Die richtige Leistung für Ihren Spiegelheizer wählen
Bei Spiegel-Infrarotheizern geht es nicht darum, die Luft zu erwärmen. Stattdessen strahlen sie die Wärme direkt auf Sie ab. Das ist im Grunde der Unterschied zwischen dem Warten darauf, dass ein Raum sich aufwärmt, und dem Stehen unter einem Sonnenstrahl an einem kalten Morgen.
Aber wenn Sie die richtige Leistung wählen, werden Sie weder frieren noch das Gefühl haben, unter einer Heizlampe zu stehen.
Die richtige Leistung festlegen
Die meisten dieser Lampen haben eine Leistung von 250 W bis 1200 W. Der Schlüssel liegt darin, diese Leistung an den tatsächlichen Raum anzupassen.
Wenn Sie einen kleinen Badezimmer haben (unter 4 m²), reicht eine Lampe mit einer Leistung von 250 W bis 400 W aus. Wenn Sie mehr Leistung verwenden, entstehen „heiße Punkte“ – Stellen, an denen es besonders heiß ist, während es an allen anderen Stellen kalt bleibt. Zudem verschwenden Sie damit nur Strom.

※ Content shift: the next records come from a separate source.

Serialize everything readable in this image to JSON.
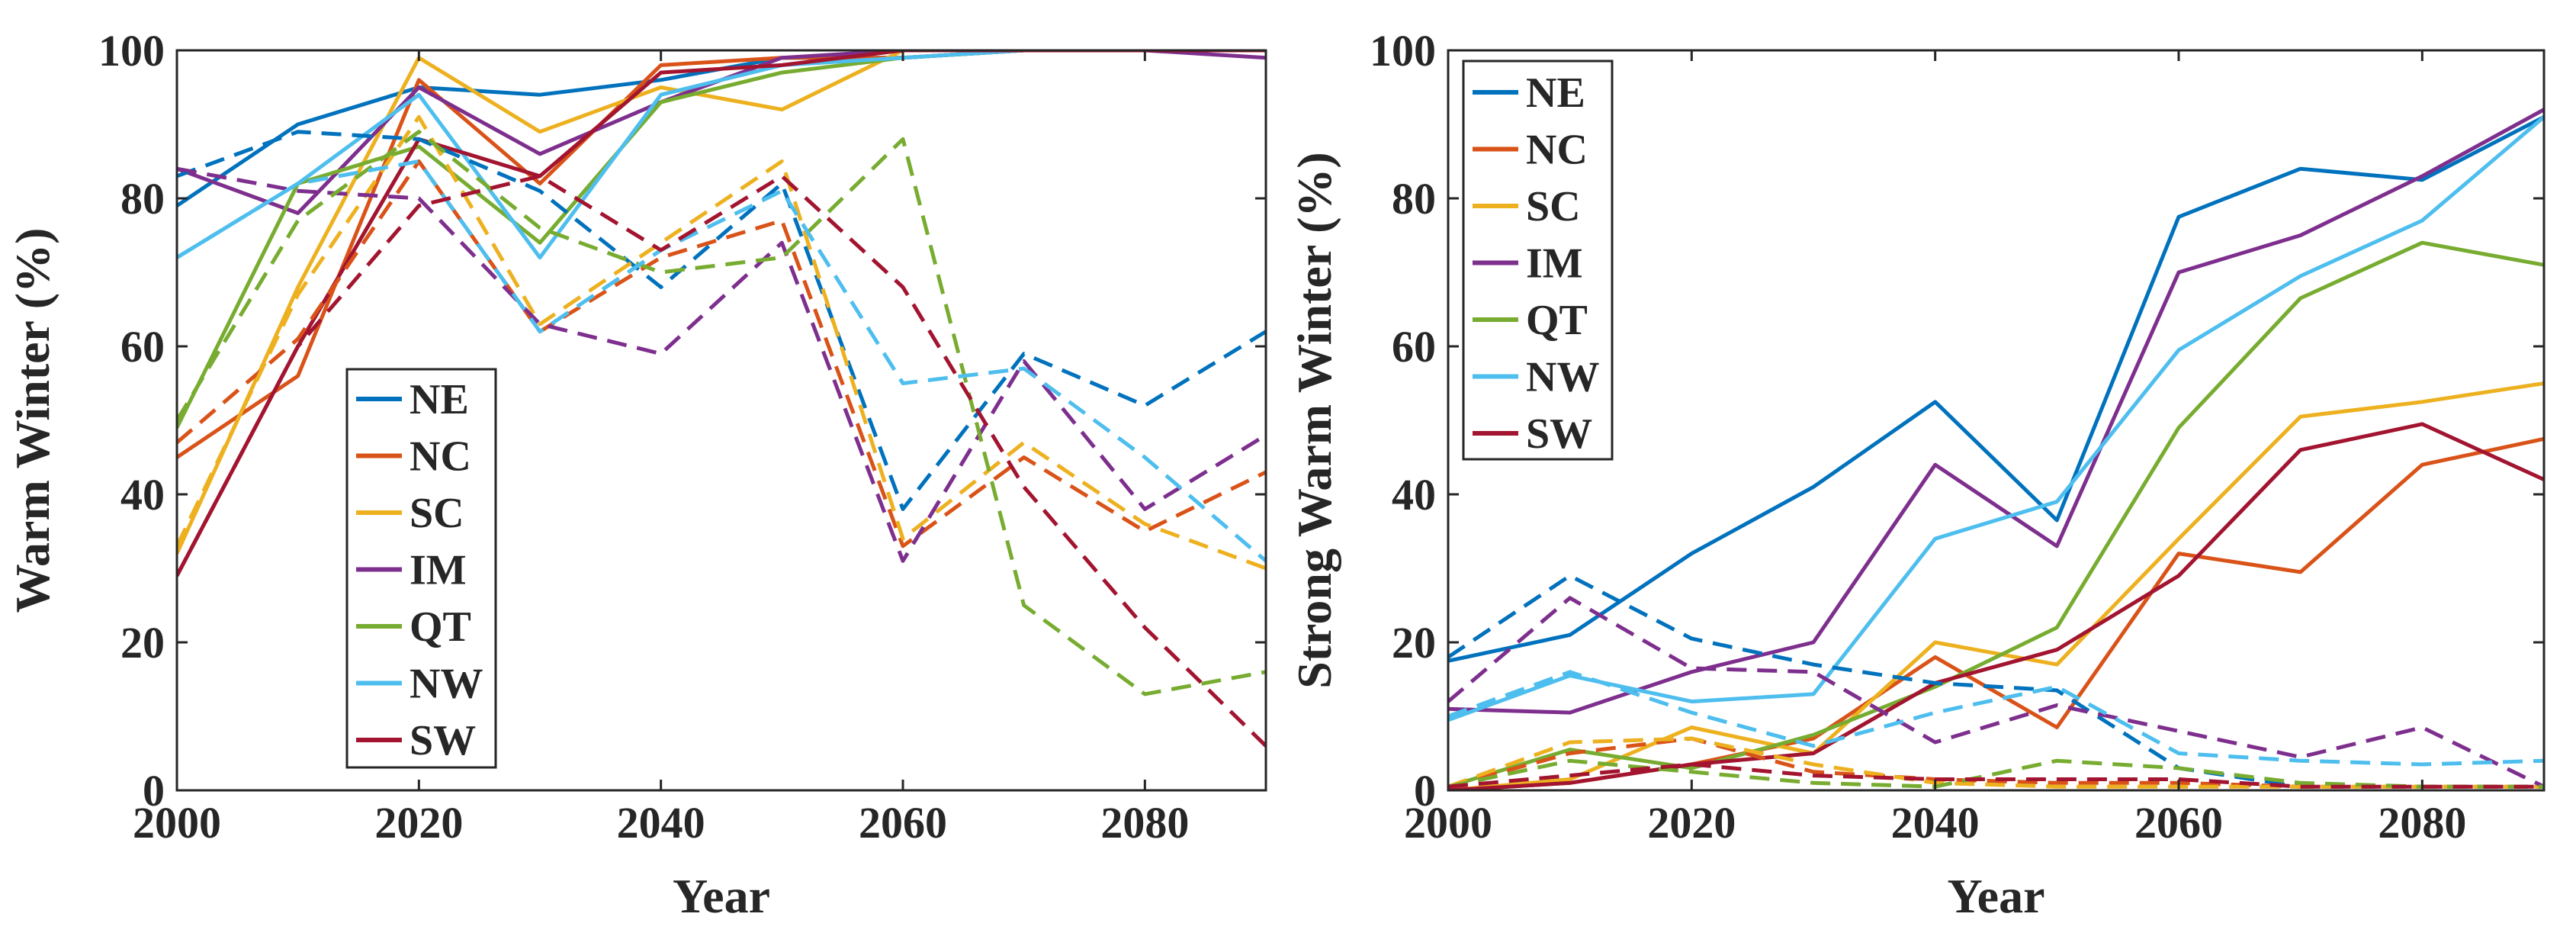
{
  "chart_data": [
    {
      "type": "line",
      "title": "",
      "xlabel": "Year",
      "ylabel": "Warm Winter (%)",
      "xlim": [
        2000,
        2090
      ],
      "ylim": [
        0,
        100
      ],
      "xticks": [
        "2000",
        "2020",
        "2040",
        "2060",
        "2080"
      ],
      "yticks": [
        "0",
        "20",
        "40",
        "60",
        "80",
        "100"
      ],
      "legend_position": "lower-left",
      "legend": [
        "NE",
        "NC",
        "SC",
        "IM",
        "QT",
        "NW",
        "SW"
      ],
      "x": [
        2000,
        2010,
        2020,
        2030,
        2040,
        2050,
        2060,
        2070,
        2080,
        2090
      ],
      "series": [
        {
          "name": "NE",
          "color": "#0072BD",
          "style": "solid",
          "values": [
            79,
            90,
            95,
            94,
            96,
            99,
            99,
            100,
            100,
            100
          ]
        },
        {
          "name": "NC",
          "color": "#D95319",
          "style": "solid",
          "values": [
            45,
            56,
            96,
            82,
            98,
            99,
            99,
            100,
            100,
            100
          ]
        },
        {
          "name": "SC",
          "color": "#EDB120",
          "style": "solid",
          "values": [
            32,
            68,
            99,
            89,
            95,
            92,
            100,
            100,
            100,
            100
          ]
        },
        {
          "name": "IM",
          "color": "#7E2F8E",
          "style": "solid",
          "values": [
            84,
            78,
            95,
            86,
            93,
            99,
            100,
            100,
            100,
            99
          ]
        },
        {
          "name": "QT",
          "color": "#77AC30",
          "style": "solid",
          "values": [
            49,
            82,
            87,
            74,
            93,
            97,
            99,
            100,
            100,
            100
          ]
        },
        {
          "name": "NW",
          "color": "#4DBEEE",
          "style": "solid",
          "values": [
            72,
            82,
            94,
            72,
            94,
            98,
            99,
            100,
            100,
            100
          ]
        },
        {
          "name": "SW",
          "color": "#A2142F",
          "style": "solid",
          "values": [
            29,
            60,
            88,
            83,
            97,
            98,
            100,
            100,
            100,
            100
          ]
        },
        {
          "name": "NE (dashed)",
          "color": "#0072BD",
          "style": "dashed",
          "values": [
            83,
            89,
            88,
            81,
            68,
            82,
            38,
            59,
            52,
            62
          ]
        },
        {
          "name": "NC (dashed)",
          "color": "#D95319",
          "style": "dashed",
          "values": [
            47,
            61,
            85,
            62,
            72,
            77,
            33,
            45,
            35,
            43
          ]
        },
        {
          "name": "SC (dashed)",
          "color": "#EDB120",
          "style": "dashed",
          "values": [
            33,
            67,
            91,
            63,
            74,
            85,
            34,
            47,
            36,
            30
          ]
        },
        {
          "name": "IM (dashed)",
          "color": "#7E2F8E",
          "style": "dashed",
          "values": [
            84,
            81,
            80,
            63,
            59,
            74,
            31,
            58,
            38,
            48
          ]
        },
        {
          "name": "QT (dashed)",
          "color": "#77AC30",
          "style": "dashed",
          "values": [
            50,
            77,
            89,
            76,
            70,
            72,
            88,
            25,
            13,
            16
          ]
        },
        {
          "name": "NW (dashed)",
          "color": "#4DBEEE",
          "style": "dashed",
          "values": [
            72,
            82,
            85,
            62,
            73,
            81,
            55,
            57,
            45,
            31
          ]
        },
        {
          "name": "SW (dashed)",
          "color": "#A2142F",
          "style": "dashed",
          "values": [
            29,
            60,
            79,
            83,
            73,
            83,
            68,
            41,
            22,
            6
          ]
        }
      ]
    },
    {
      "type": "line",
      "title": "",
      "xlabel": "Year",
      "ylabel": "Strong Warm Winter (%)",
      "xlim": [
        2000,
        2090
      ],
      "ylim": [
        0,
        100
      ],
      "xticks": [
        "2000",
        "2020",
        "2040",
        "2060",
        "2080"
      ],
      "yticks": [
        "0",
        "20",
        "40",
        "60",
        "80",
        "100"
      ],
      "legend_position": "top-left",
      "legend": [
        "NE",
        "NC",
        "SC",
        "IM",
        "QT",
        "NW",
        "SW"
      ],
      "x": [
        2000,
        2010,
        2020,
        2030,
        2040,
        2050,
        2060,
        2070,
        2080,
        2090
      ],
      "series": [
        {
          "name": "NE",
          "color": "#0072BD",
          "style": "solid",
          "values": [
            17.5,
            21,
            32,
            41,
            52.5,
            36.5,
            77.5,
            84,
            82.5,
            91
          ]
        },
        {
          "name": "NC",
          "color": "#D95319",
          "style": "solid",
          "values": [
            0,
            1,
            3.5,
            7,
            18,
            8.5,
            32,
            29.5,
            44,
            47.5
          ]
        },
        {
          "name": "SC",
          "color": "#EDB120",
          "style": "solid",
          "values": [
            0,
            1.5,
            8.5,
            5,
            20,
            17,
            34,
            50.5,
            52.5,
            55
          ]
        },
        {
          "name": "IM",
          "color": "#7E2F8E",
          "style": "solid",
          "values": [
            11,
            10.5,
            16,
            20,
            44,
            33,
            70,
            75,
            83,
            92
          ]
        },
        {
          "name": "QT",
          "color": "#77AC30",
          "style": "solid",
          "values": [
            0.5,
            5.5,
            3,
            7.5,
            14,
            22,
            49,
            66.5,
            74,
            71
          ]
        },
        {
          "name": "NW",
          "color": "#4DBEEE",
          "style": "solid",
          "values": [
            9.5,
            15.5,
            12,
            13,
            34,
            39,
            59.5,
            69.5,
            77,
            91
          ]
        },
        {
          "name": "SW",
          "color": "#A2142F",
          "style": "solid",
          "values": [
            0,
            1,
            3.5,
            5,
            14.5,
            19,
            29,
            46,
            49.5,
            42
          ]
        },
        {
          "name": "NE (dashed)",
          "color": "#0072BD",
          "style": "dashed",
          "values": [
            18,
            29,
            20.5,
            17,
            14.5,
            13.5,
            3,
            0.5,
            0.5,
            0.5
          ]
        },
        {
          "name": "NC (dashed)",
          "color": "#D95319",
          "style": "dashed",
          "values": [
            0.5,
            5,
            7,
            2.5,
            1.5,
            1,
            1,
            0.5,
            0.5,
            0.5
          ]
        },
        {
          "name": "SC (dashed)",
          "color": "#EDB120",
          "style": "dashed",
          "values": [
            0.5,
            6.5,
            7,
            3.5,
            1,
            0.5,
            0.5,
            0.5,
            0.5,
            0.5
          ]
        },
        {
          "name": "IM (dashed)",
          "color": "#7E2F8E",
          "style": "dashed",
          "values": [
            12,
            26,
            16.5,
            16,
            6.5,
            11.5,
            8,
            4.5,
            8.5,
            0.5
          ]
        },
        {
          "name": "QT (dashed)",
          "color": "#77AC30",
          "style": "dashed",
          "values": [
            0.5,
            4,
            2.5,
            1,
            0.5,
            4,
            3,
            1,
            0.5,
            0.5
          ]
        },
        {
          "name": "NW (dashed)",
          "color": "#4DBEEE",
          "style": "dashed",
          "values": [
            10,
            16,
            10.5,
            6,
            10.5,
            14,
            5,
            4,
            3.5,
            4
          ]
        },
        {
          "name": "SW (dashed)",
          "color": "#A2142F",
          "style": "dashed",
          "values": [
            0.5,
            2,
            3.5,
            2,
            1.5,
            1.5,
            1.5,
            0.5,
            0.5,
            0.5
          ]
        }
      ]
    }
  ]
}
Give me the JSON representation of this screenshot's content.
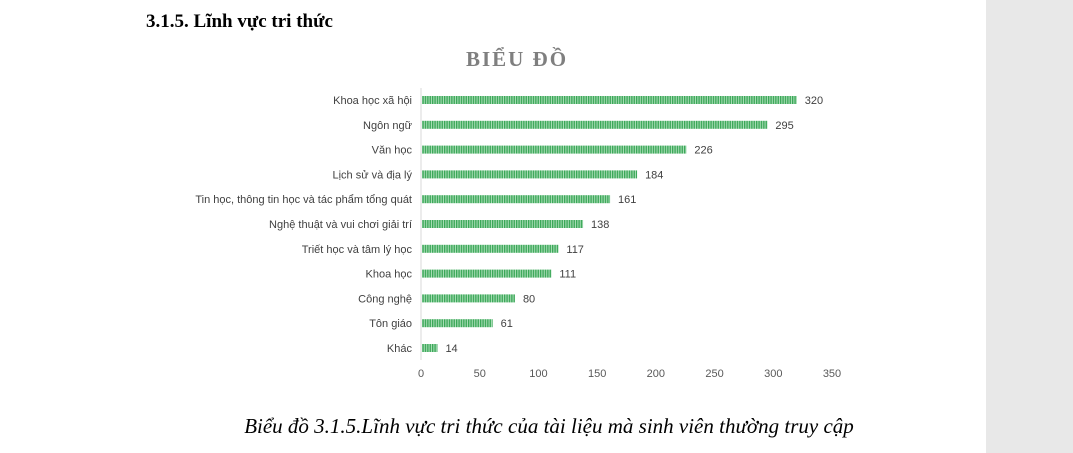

Für Ihr Hauptbadezimmer (etwa 6 m² bis 12 m²) sollten Sie eine Lampe mit einer Leistung von 600 W bis 1000 W verwenden. Verwenden Sie aber nicht die gesamte Leistung in einer einzigen Lampe. Es ist besser, die Leistung auf zwei oder drei Lampen aufzuteilen. Dadurch verteilt sich die Wärme besser im Raum. Zudem wird dadurch verhindert, dass das Quarzglas überhitzt – das bedeutet, dass die Lampen länger funktionieren.
Wie der „Spiegel“-Teil funktioniert
Auf dem Quarzglas befindet sich eine reflektierende Schicht. Das dient nicht nur dem Äußeren. Tatsächlich fungiert sie wie ein Spiegel für die Wärme – sie lenkt die Strahlung nach vorne und nach unten auf Sie, anstatt sie in die Decke strömen zu lassen.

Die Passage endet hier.